“This is Cuba.” A phrase frequently used on my 3 week journey to Cuba to describe the flexibility and lack of logic throughout our trip. It really became comical. The power went out randomly for entire days at my home-stay in Havana. Our bus, holding all 27 students and our luggage, broke down for4 hours on our way to Playa Giron, and again going to Santa Clara, delaying us an entire day. We got soaking wet right as we approached the steps of El Morro, the open-air castle defending Cuba’s eastern coast from pirates. We waited an hour and a half in the baking sun to exchange our American dollars into Cuban convertible pesos (CUCs) because Cuban banks only allow 3 people in the building at a time. A tarantula was casually centimeters away from my legs as a group of us sit in the cool night breeze in Santa Clara. This is Cuba.
I knew my May Experience Trip would be far out of my comfort zone. Going to Cuba with 26 people I did not know, taking a class in a department I’ve never experienced, right before the most influential decision-making year of my life was all intentional. What I didn’t expect was the most clear experience of God’s love and grace that I have felt in my 20 years of life thus far. There’s something about Cuban people. The way they care for others, the way they constantly relax sitting on the side of the road for hours, the way they love Americans. It all adds up to the most beautiful picture of my God, yet they don’t even know Him. It’s overwhelmingly heartbreaking and heartwarming at the same time. I’d like to believe I successfully shared the light of God while I was there, but I guess we can never be sure. But maybe that’s the point of faith.
The 3 week time slot seemed perfect at first, as it allowed for my return to the States and start of full time work for church for two and a half months before senior year starts. But I could’ve stayed in Cuba forever, struggling with my out-of-reach Spanish skills and painfully noticeable pale skin (at least pale in comparison to native Cuban citizens). God put a spark in my heart for this place and all of the faith, inquiry, patience, pride, and love it taught me. That simply cannot be captured in a picture or essay.
I can only hope my return to America will bring a new translation of our oh-so-common phrase from the trip. I can say “this is Cuba” as I serve others before myself like my Havana host-mom, Myrna. I can say “this is Cuba” when life takes an unexpected turn and it doesn’t raise my blood pressure like the unplanned stay in Bayamo after the bus breakdown. I can say “this is Cuba” in the process of asking difficult questions as I fill out seminary applications in the coming weeks, just like the Catholic and African religion tours throughout the country taught me.

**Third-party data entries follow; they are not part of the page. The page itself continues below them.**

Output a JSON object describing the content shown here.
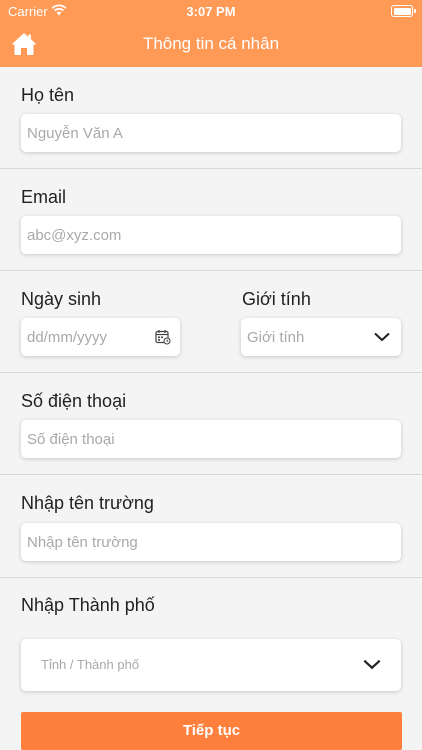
{
  "status_bar": {
    "carrier": "Carrier",
    "time": "3:07 PM"
  },
  "header": {
    "title": "Thông tin cá nhân",
    "home_icon": "home-icon"
  },
  "form": {
    "full_name": {
      "label": "Họ tên",
      "placeholder": "Nguyễn Văn A"
    },
    "email": {
      "label": "Email",
      "placeholder": "abc@xyz.com"
    },
    "birth_date": {
      "label": "Ngày sinh",
      "placeholder": "dd/mm/yyyy",
      "icon": "calendar-icon"
    },
    "gender": {
      "label": "Giới tính",
      "selected": "Giới tính"
    },
    "phone": {
      "label": "Số điện thoại",
      "placeholder": "Số điện thoại"
    },
    "school": {
      "label": "Nhập tên trường",
      "placeholder": "Nhập tên trường"
    },
    "city": {
      "label": "Nhập Thành phố",
      "selected": "Tỉnh / Thành phố"
    }
  },
  "actions": {
    "continue_label": "Tiếp tục"
  },
  "colors": {
    "header": "#ff9a56",
    "button": "#ff7f3d",
    "background": "#f4f4f4"
  }
}
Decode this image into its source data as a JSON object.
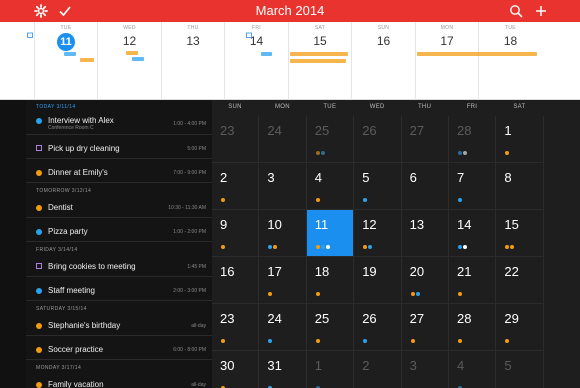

When I think of Cuba, I think of the Needtobreathe song, “Washed by the Water.” The beautiful ballad has always had a place in my heart, but now it seems to mean even more to me. It perfectly sums up the challenge and the promise that Cuba stands for. Cuba brought the challenges of questioning communism and socialism in comparison to my all-too-familiar capitalism, as well as the challenge of describing the importance of God to a country who has never really experience Him before. But most importantly, Cuba brought the promise that God’s heart follows you wherever you go. Even when your plans get ruined or the power goes out or you struggle to have answers to difficult questions, God’s promise is prevailing. This is Cuba.